Au quotidien, les homosexuels continuent en outre de souffrir d’un profond rejet social et de l’hostilité ambiante.

« Etre homosexuel en Tunisie, c’est pire qu’avoir la peste », témoigne Mohamed Ali, 22 ans, l’un des étudiants arrêtés à Kairouan.

Le jeune homme se dit encore traumatisé par l’examen anal qu’il a subi sous le regard de deux policiers et par son passage dans une prison de Sousse (centre-est), où il raconte avoir été agressé et ridiculisé parce qu’homosexuel.

« Des détenus me forçaient à danser tout nu alors que les gardiens regardaient, amusés et complices », affirme-t-il.

Si le débat a le mérite d’exister, les réactions sont souvent houleuses et la violence verbale est régulière.

Sur une vidéo circulant sur internet, un imam de Sfax (centre-est) a récemment affirmé lors d’un prêche que si deux hommes étaient déclarés coupables de sodomie, ils devaient être condamnés à mort et exécutés en étant jetés du haut d’un bâtiment puis lapidés. Un mode d’exécution labellisé « Daesh », que le dignitaire assume parfaitement.

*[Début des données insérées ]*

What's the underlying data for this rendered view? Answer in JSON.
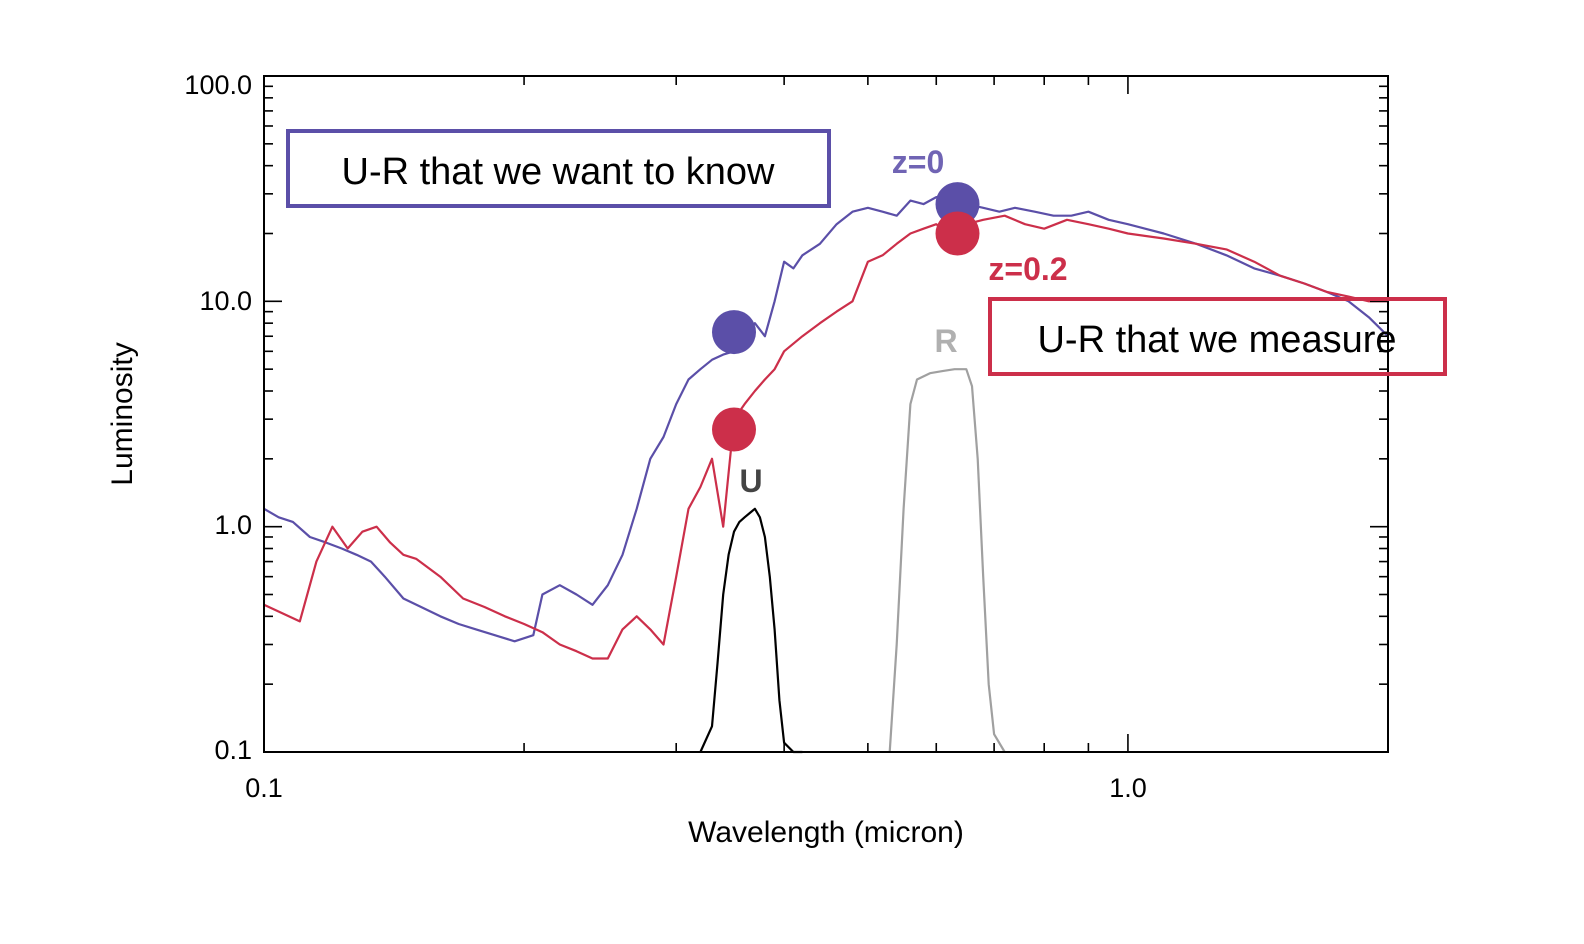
{
  "chart_data": {
    "type": "line",
    "xlabel": "Wavelength (micron)",
    "ylabel": "Luminosity",
    "xscale": "log",
    "yscale": "log",
    "xlim": [
      0.1,
      2.0
    ],
    "ylim": [
      0.1,
      100.0
    ],
    "x_ticks": [
      {
        "value": 0.1,
        "label": "0.1"
      },
      {
        "value": 1.0,
        "label": "1.0"
      }
    ],
    "y_ticks": [
      {
        "value": 0.1,
        "label": "0.1"
      },
      {
        "value": 1.0,
        "label": "1.0"
      },
      {
        "value": 10.0,
        "label": "10.0"
      },
      {
        "value": 100.0,
        "label": "100.0"
      }
    ],
    "grid": false,
    "colors": {
      "z0": "#5b4fa8",
      "z02": "#cc2f4a",
      "U_filter": "#000000",
      "R_filter": "#a0a0a0"
    },
    "series": [
      {
        "key": "z0",
        "x": [
          0.1,
          0.104,
          0.108,
          0.113,
          0.118,
          0.123,
          0.128,
          0.133,
          0.138,
          0.145,
          0.152,
          0.16,
          0.168,
          0.176,
          0.185,
          0.195,
          0.205,
          0.21,
          0.22,
          0.23,
          0.24,
          0.25,
          0.26,
          0.27,
          0.28,
          0.29,
          0.3,
          0.31,
          0.32,
          0.33,
          0.34,
          0.35,
          0.36,
          0.37,
          0.38,
          0.39,
          0.4,
          0.41,
          0.42,
          0.44,
          0.46,
          0.48,
          0.5,
          0.52,
          0.54,
          0.56,
          0.58,
          0.6,
          0.62,
          0.65,
          0.68,
          0.71,
          0.74,
          0.78,
          0.82,
          0.86,
          0.9,
          0.95,
          1.0,
          1.1,
          1.2,
          1.3,
          1.4,
          1.5,
          1.6,
          1.7,
          1.8,
          1.9,
          2.0
        ],
        "y": [
          1.2,
          1.1,
          1.05,
          0.9,
          0.85,
          0.8,
          0.75,
          0.7,
          0.6,
          0.48,
          0.44,
          0.4,
          0.37,
          0.35,
          0.33,
          0.31,
          0.33,
          0.5,
          0.55,
          0.5,
          0.45,
          0.55,
          0.75,
          1.2,
          2.0,
          2.5,
          3.5,
          4.5,
          5.0,
          5.5,
          5.8,
          6.0,
          7.0,
          8.0,
          7.0,
          10.0,
          15.0,
          14.0,
          16.0,
          18.0,
          22.0,
          25.0,
          26.0,
          25.0,
          24.0,
          28.0,
          27.0,
          29.0,
          28.0,
          27.0,
          26.0,
          25.0,
          26.0,
          25.0,
          24.0,
          24.0,
          25.0,
          23.0,
          22.0,
          20.0,
          18.0,
          16.0,
          14.0,
          13.0,
          12.0,
          11.0,
          10.0,
          8.5,
          7.0
        ]
      },
      {
        "key": "z02",
        "x": [
          0.1,
          0.11,
          0.115,
          0.12,
          0.125,
          0.13,
          0.135,
          0.14,
          0.145,
          0.15,
          0.16,
          0.17,
          0.18,
          0.19,
          0.2,
          0.21,
          0.22,
          0.23,
          0.24,
          0.25,
          0.26,
          0.27,
          0.28,
          0.29,
          0.3,
          0.31,
          0.32,
          0.33,
          0.34,
          0.35,
          0.36,
          0.37,
          0.38,
          0.39,
          0.4,
          0.42,
          0.44,
          0.46,
          0.48,
          0.5,
          0.52,
          0.54,
          0.56,
          0.58,
          0.6,
          0.62,
          0.65,
          0.68,
          0.72,
          0.76,
          0.8,
          0.85,
          0.9,
          0.95,
          1.0,
          1.1,
          1.2,
          1.3,
          1.4,
          1.5,
          1.6,
          1.7,
          1.8,
          1.9,
          2.0
        ],
        "y": [
          0.45,
          0.38,
          0.7,
          1.0,
          0.8,
          0.95,
          1.0,
          0.85,
          0.75,
          0.72,
          0.6,
          0.48,
          0.44,
          0.4,
          0.37,
          0.34,
          0.3,
          0.28,
          0.26,
          0.26,
          0.35,
          0.4,
          0.35,
          0.3,
          0.6,
          1.2,
          1.5,
          2.0,
          1.0,
          3.0,
          3.5,
          4.0,
          4.5,
          5.0,
          6.0,
          7.0,
          8.0,
          9.0,
          10.0,
          15.0,
          16.0,
          18.0,
          20.0,
          21.0,
          22.0,
          20.0,
          22.0,
          23.0,
          24.0,
          22.0,
          21.0,
          23.0,
          22.0,
          21.0,
          20.0,
          19.0,
          18.0,
          17.0,
          15.0,
          13.0,
          12.0,
          11.0,
          10.5,
          10.0,
          10.0
        ]
      },
      {
        "key": "U_filter",
        "x": [
          0.32,
          0.33,
          0.335,
          0.34,
          0.345,
          0.35,
          0.355,
          0.36,
          0.365,
          0.37,
          0.375,
          0.38,
          0.385,
          0.39,
          0.395,
          0.4,
          0.41,
          0.42
        ],
        "y": [
          0.1,
          0.13,
          0.25,
          0.5,
          0.75,
          0.95,
          1.05,
          1.1,
          1.15,
          1.2,
          1.1,
          0.9,
          0.6,
          0.35,
          0.17,
          0.11,
          0.1,
          0.1
        ]
      },
      {
        "key": "R_filter",
        "x": [
          0.53,
          0.54,
          0.55,
          0.56,
          0.57,
          0.59,
          0.61,
          0.63,
          0.65,
          0.66,
          0.67,
          0.68,
          0.69,
          0.7,
          0.72
        ],
        "y": [
          0.1,
          0.3,
          1.2,
          3.5,
          4.5,
          4.8,
          4.9,
          5.0,
          5.0,
          4.2,
          2.0,
          0.6,
          0.2,
          0.12,
          0.1
        ]
      }
    ],
    "points": [
      {
        "key": "z0_U",
        "x": 0.35,
        "y": 7.3,
        "color": "#5b4fa8"
      },
      {
        "key": "z0_R",
        "x": 0.635,
        "y": 27.0,
        "color": "#5b4fa8"
      },
      {
        "key": "z02_U",
        "x": 0.35,
        "y": 2.7,
        "color": "#cc2f4a"
      },
      {
        "key": "z02_R",
        "x": 0.635,
        "y": 20.0,
        "color": "#cc2f4a"
      }
    ],
    "annotations": {
      "box_want": "U-R that we want to know",
      "box_measure": "U-R that we measure",
      "z0_label": "z=0",
      "z02_label": "z=0.2",
      "U_label": "U",
      "R_label": "R"
    }
  }
}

Devant le Parlement, un élu du parti islamiste Ennahdha, Abdellatif Mekki, a défendu la pénalisation de l’homosexualité en jugeant que l’autorisation de l’association Shams représentait « un danger » pour la paix sociale et « un péché majeur ».

Les partis dits progressistes se montrent, eux, très frileux sur cette question, quand ils n’y sont pas carrément opposés, de crainte notamment des retombées dans l’opinion publique.